Three-way for a hairy bug. Claude Code, Codex, Cursor Compose. Used sparingly — usually after a single-harness dispatch already failed.
One harness, two prompts. Same harness, different briefs. Mostly used for prompt-engineering experiments — useful, but you should turn it off once you’ve picked the winning prompt.

Costs you’ll actually see

A 3-way race on a 200-line feature typically lands in the $0.40–$1.20 range with current model pricing — your mileage depends on which harnesses you race and how aggressive your maxTokens setting is. The losing lanes are killed by the comparator within a few seconds of the winner’s CI signal, so the long tail of token spend is bounded.

Workspace settings include a per-day racing budget. When you exceed it, future races degrade to single-harness dispatch and surface a banner. This is a soft control — you can override it inline — but it’s saved a few teams from a runaway loop where every brief got raced because someone left the default on.
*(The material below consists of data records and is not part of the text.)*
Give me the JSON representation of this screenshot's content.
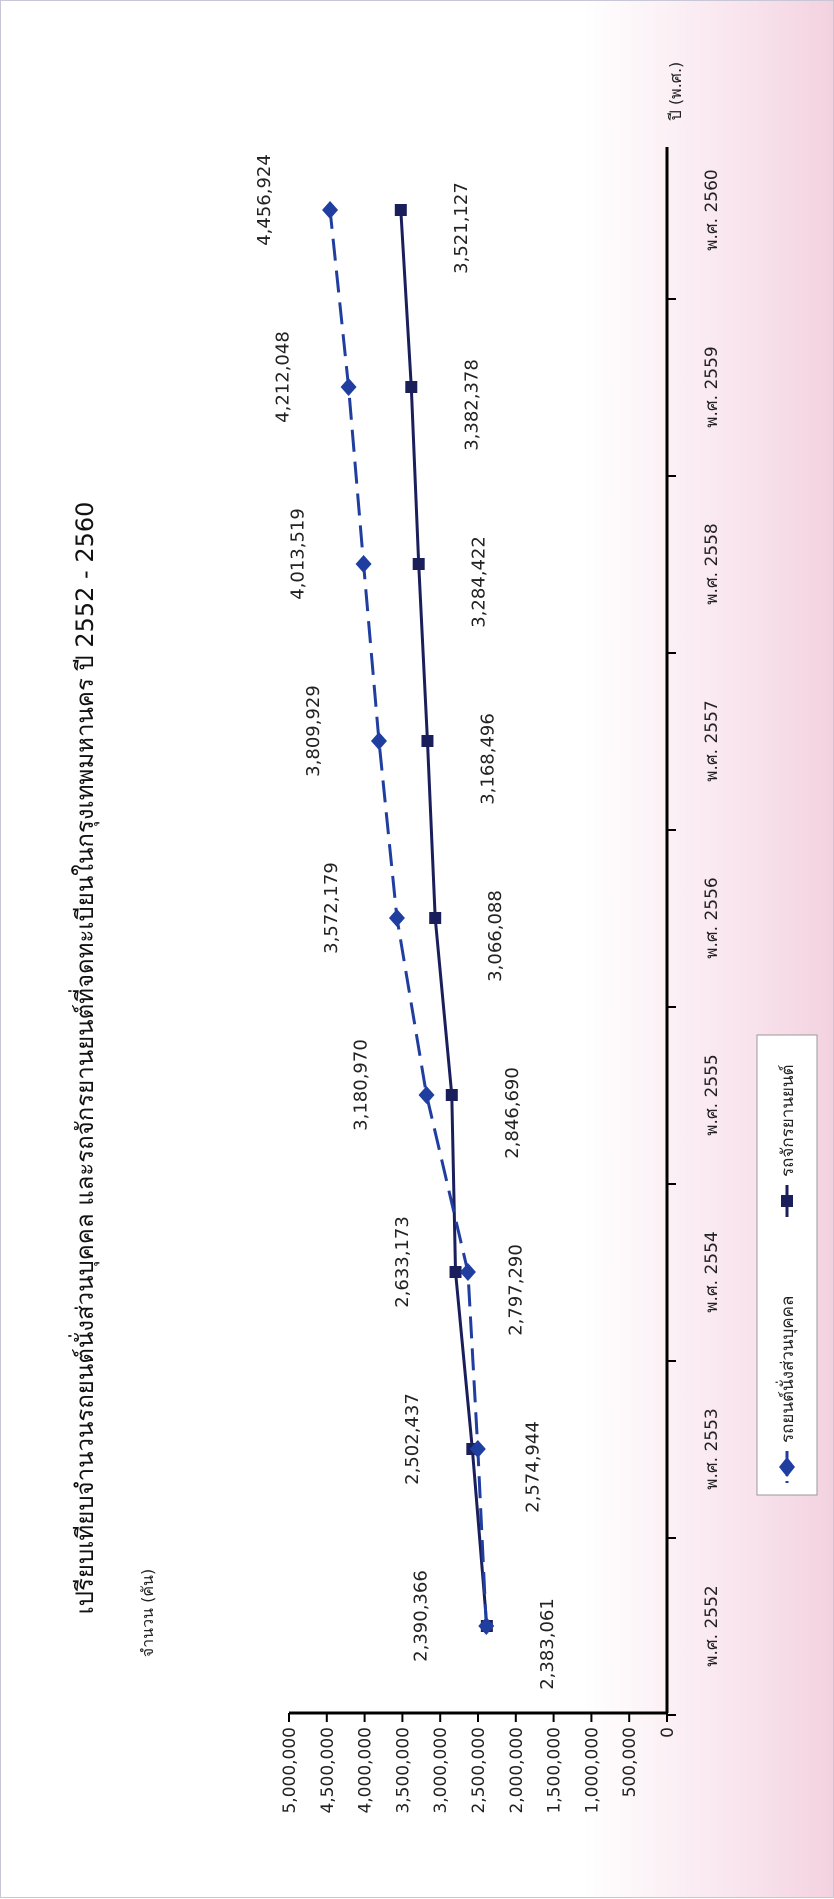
{
  "chart_data": {
    "type": "line",
    "title": "เปรียบเทียบจำนวนรถยนต์นั่งส่วนบุคคล และรถจักรยานยนต์ที่จดทะเบียนในกรุงเทพมหานคร ปี 2552 - 2560",
    "ylabel": "จำนวน (คัน)",
    "xlabel": "ปี (พ.ศ.)",
    "categories": [
      "พ.ศ. 2552",
      "พ.ศ. 2553",
      "พ.ศ. 2554",
      "พ.ศ. 2555",
      "พ.ศ. 2556",
      "พ.ศ. 2557",
      "พ.ศ. 2558",
      "พ.ศ. 2559",
      "พ.ศ. 2560"
    ],
    "ylim": [
      0,
      5000000
    ],
    "y_ticks": [
      0,
      500000,
      1000000,
      1500000,
      2000000,
      2500000,
      3000000,
      3500000,
      4000000,
      4500000,
      5000000
    ],
    "y_tick_labels": [
      "0",
      "500,000",
      "1,000,000",
      "1,500,000",
      "2,000,000",
      "2,500,000",
      "3,000,000",
      "3,500,000",
      "4,000,000",
      "4,500,000",
      "5,000,000"
    ],
    "orientation": "rotated 90° clockwise (categories run top-to-bottom on page)",
    "grid": false,
    "legend_position": "bottom",
    "series": [
      {
        "name": "รถยนต์นั่งส่วนบุคคล",
        "marker": "diamond",
        "line_style": "dashed",
        "color": "#1f3ea0",
        "values": [
          2390366,
          2502437,
          2633173,
          3180970,
          3572179,
          3809929,
          4013519,
          4212048,
          4456924
        ],
        "labels": [
          "2,390,366",
          "2,502,437",
          "2,633,173",
          "3,180,970",
          "3,572,179",
          "3,809,929",
          "4,013,519",
          "4,212,048",
          "4,456,924"
        ]
      },
      {
        "name": "รถจักรยานยนต์",
        "marker": "square",
        "line_style": "solid",
        "color": "#1a1f5c",
        "values": [
          2383061,
          2574944,
          2797290,
          2846690,
          3066088,
          3168496,
          3284422,
          3382378,
          3521127
        ],
        "labels": [
          "2,383,061",
          "2,574,944",
          "2,797,290",
          "2,846,690",
          "3,066,088",
          "3,168,496",
          "3,284,422",
          "3,382,378",
          "3,521,127"
        ]
      }
    ]
  },
  "legend": {
    "items": [
      "รถยนต์นั่งส่วนบุคคล",
      "รถจักรยานยนต์"
    ]
  }
}
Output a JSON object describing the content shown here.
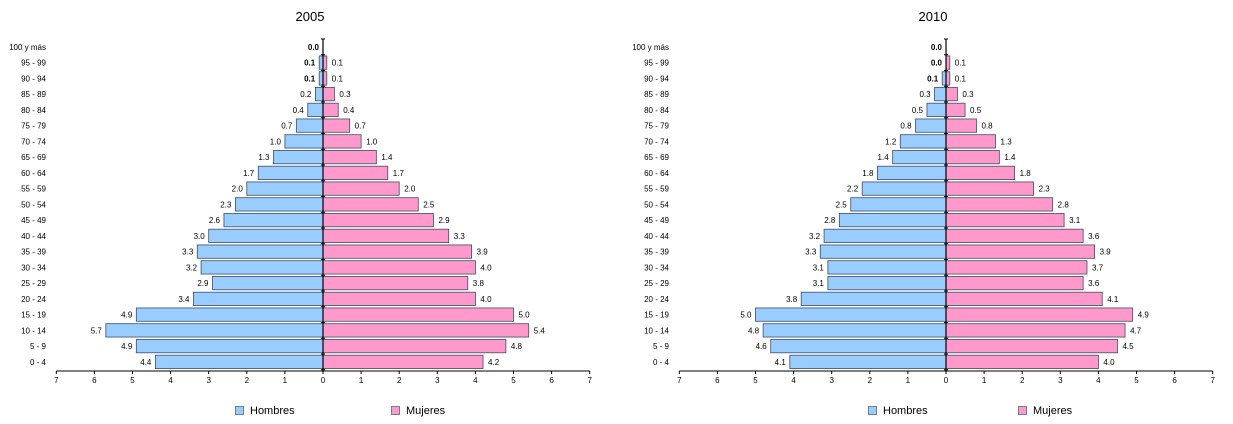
{
  "colors": {
    "hombres": "#99ccff",
    "mujeres": "#ff99cc",
    "bar_stroke": "#3b4d68"
  },
  "chart_data": [
    {
      "type": "bar",
      "orientation": "horizontal-population-pyramid",
      "title": "2005",
      "categories": [
        "0 - 4",
        "5 - 9",
        "10 - 14",
        "15 - 19",
        "20 - 24",
        "25 - 29",
        "30 - 34",
        "35 - 39",
        "40 - 44",
        "45 - 49",
        "50 - 54",
        "55 - 59",
        "60 - 64",
        "65 - 69",
        "70 - 74",
        "75 - 79",
        "80 - 84",
        "85 - 89",
        "90 - 94",
        "95 - 99",
        "100 y más"
      ],
      "series": [
        {
          "name": "Hombres",
          "values": [
            4.4,
            4.9,
            5.7,
            4.9,
            3.4,
            2.9,
            3.2,
            3.3,
            3.0,
            2.6,
            2.3,
            2.0,
            1.7,
            1.3,
            1.0,
            0.7,
            0.4,
            0.2,
            0.1,
            0.1,
            0.0
          ],
          "labels": [
            "4.4",
            "4.9",
            "5.7",
            "4.9",
            "3.4",
            "2.9",
            "3.2",
            "3.3",
            "3.0",
            "2.6",
            "2.3",
            "2.0",
            "1.7",
            "1.3",
            "1.0",
            "0.7",
            "0.4",
            "0.2",
            "0.1",
            "0.1",
            "0.0"
          ]
        },
        {
          "name": "Mujeres",
          "values": [
            4.2,
            4.8,
            5.4,
            5.0,
            4.0,
            3.8,
            4.0,
            3.9,
            3.3,
            2.9,
            2.5,
            2.0,
            1.7,
            1.4,
            1.0,
            0.7,
            0.4,
            0.3,
            0.1,
            0.1,
            0.0
          ],
          "labels": [
            "4.2",
            "4.8",
            "5.4",
            "5.0",
            "4.0",
            "3.8",
            "4.0",
            "3.9",
            "3.3",
            "2.9",
            "2.5",
            "2.0",
            "1.7",
            "1.4",
            "1.0",
            "0.7",
            "0.4",
            "0.3",
            "0.1",
            "0.1",
            "0.0"
          ]
        }
      ],
      "xlim": [
        0,
        7
      ],
      "xticks": [
        "7",
        "6",
        "5",
        "4",
        "3",
        "2",
        "1",
        "0",
        "1",
        "2",
        "3",
        "4",
        "5",
        "6",
        "7"
      ],
      "legend": "bottom"
    },
    {
      "type": "bar",
      "orientation": "horizontal-population-pyramid",
      "title": "2010",
      "categories": [
        "0 - 4",
        "5 - 9",
        "10 - 14",
        "15 - 19",
        "20 - 24",
        "25 - 29",
        "30 - 34",
        "35 - 39",
        "40 - 44",
        "45 - 49",
        "50 - 54",
        "55 - 59",
        "60 - 64",
        "65 - 69",
        "70 - 74",
        "75 - 79",
        "80 - 84",
        "85 - 89",
        "90 - 94",
        "95 - 99",
        "100 y más"
      ],
      "series": [
        {
          "name": "Hombres",
          "values": [
            4.1,
            4.6,
            4.8,
            5.0,
            3.8,
            3.1,
            3.1,
            3.3,
            3.2,
            2.8,
            2.5,
            2.2,
            1.8,
            1.4,
            1.2,
            0.8,
            0.5,
            0.3,
            0.1,
            0.0,
            0.0
          ],
          "labels": [
            "4.1",
            "4.6",
            "4.8",
            "5.0",
            "3.8",
            "3.1",
            "3.1",
            "3.3",
            "3.2",
            "2.8",
            "2.5",
            "2.2",
            "1.8",
            "1.4",
            "1.2",
            "0.8",
            "0.5",
            "0.3",
            "0.1",
            "0.0",
            "0.0"
          ]
        },
        {
          "name": "Mujeres",
          "values": [
            4.0,
            4.5,
            4.7,
            4.9,
            4.1,
            3.6,
            3.7,
            3.9,
            3.6,
            3.1,
            2.8,
            2.3,
            1.8,
            1.4,
            1.3,
            0.8,
            0.5,
            0.3,
            0.1,
            0.1,
            0.0
          ],
          "labels": [
            "4.0",
            "4.5",
            "4.7",
            "4.9",
            "4.1",
            "3.6",
            "3.7",
            "3.9",
            "3.6",
            "3.1",
            "2.8",
            "2.3",
            "1.8",
            "1.4",
            "1.3",
            "0.8",
            "0.5",
            "0.3",
            "0.1",
            "0.1",
            "0.0"
          ]
        }
      ],
      "xlim": [
        0,
        7
      ],
      "xticks": [
        "7",
        "6",
        "5",
        "4",
        "3",
        "2",
        "1",
        "0",
        "1",
        "2",
        "3",
        "4",
        "5",
        "6",
        "7"
      ],
      "legend": "bottom"
    }
  ],
  "legend": {
    "hombres": "Hombres",
    "mujeres": "Mujeres"
  }
}
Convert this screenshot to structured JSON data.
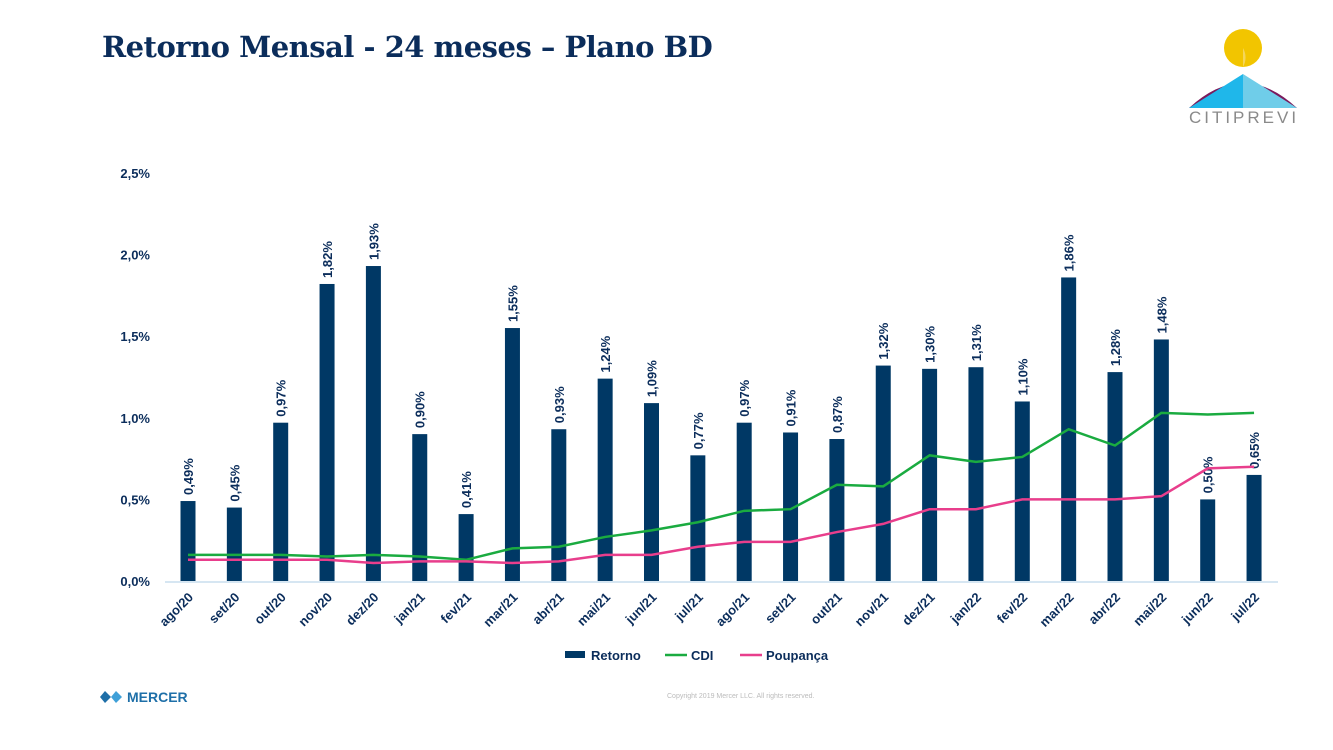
{
  "title": "Retorno Mensal - 24 meses – Plano BD",
  "logo_text": "CITIPREVI",
  "footer": {
    "brand": "MERCER",
    "copyright": "Copyright 2019 Mercer LLC. All rights reserved."
  },
  "colors": {
    "bar": "#003865",
    "cdi": "#1aab40",
    "poupanca": "#e83e8c",
    "title": "#0b2d5b"
  },
  "chart_data": {
    "type": "bar",
    "title": "",
    "ylim": [
      0,
      2.5
    ],
    "yticks": [
      "0,0%",
      "0,5%",
      "1,0%",
      "1,5%",
      "2,0%",
      "2,5%"
    ],
    "ytick_values": [
      0,
      0.5,
      1.0,
      1.5,
      2.0,
      2.5
    ],
    "legend_position": "bottom",
    "categories": [
      "ago/20",
      "set/20",
      "out/20",
      "nov/20",
      "dez/20",
      "jan/21",
      "fev/21",
      "mar/21",
      "abr/21",
      "mai/21",
      "jun/21",
      "jul/21",
      "ago/21",
      "set/21",
      "out/21",
      "nov/21",
      "dez/21",
      "jan/22",
      "fev/22",
      "mar/22",
      "abr/22",
      "mai/22",
      "jun/22",
      "jul/22"
    ],
    "series": [
      {
        "name": "Retorno",
        "type": "bar",
        "values": [
          0.49,
          0.45,
          0.97,
          1.82,
          1.93,
          0.9,
          0.41,
          1.55,
          0.93,
          1.24,
          1.09,
          0.77,
          0.97,
          0.91,
          0.87,
          1.32,
          1.3,
          1.31,
          1.1,
          1.86,
          1.28,
          1.48,
          0.5,
          0.65
        ],
        "labels": [
          "0,49%",
          "0,45%",
          "0,97%",
          "1,82%",
          "1,93%",
          "0,90%",
          "0,41%",
          "1,55%",
          "0,93%",
          "1,24%",
          "1,09%",
          "0,77%",
          "0,97%",
          "0,91%",
          "0,87%",
          "1,32%",
          "1,30%",
          "1,31%",
          "1,10%",
          "1,86%",
          "1,28%",
          "1,48%",
          "0,50%",
          "0,65%"
        ]
      },
      {
        "name": "CDI",
        "type": "line",
        "values": [
          0.16,
          0.16,
          0.16,
          0.15,
          0.16,
          0.15,
          0.13,
          0.2,
          0.21,
          0.27,
          0.31,
          0.36,
          0.43,
          0.44,
          0.59,
          0.58,
          0.77,
          0.73,
          0.76,
          0.93,
          0.83,
          1.03,
          1.02,
          1.03
        ]
      },
      {
        "name": "Poupança",
        "type": "line",
        "values": [
          0.13,
          0.13,
          0.13,
          0.13,
          0.11,
          0.12,
          0.12,
          0.11,
          0.12,
          0.16,
          0.16,
          0.21,
          0.24,
          0.24,
          0.3,
          0.35,
          0.44,
          0.44,
          0.5,
          0.5,
          0.5,
          0.52,
          0.69,
          0.7
        ]
      }
    ]
  }
}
Setting up your first race

Cmd+N to open the dispatch dialog. Below the harness picker, toggle Race. Pick two or three harnesses (you need a key for each — see Get started). Set the budget cap if your workspace has one. Dispatch.

The dispatch returns N sibling lane IDs. Each renders as its own card in the Lanes panel; the cards are visually grouped under a “Race” header with a live winner indicator. Click any card to drop into that lane’s tool log and diff.

Once a winner is picked, the race header collapses into the winner’s lane card and the rest archive into a “Canceled siblings” disclosure. Click through to inspect any of them after the fact.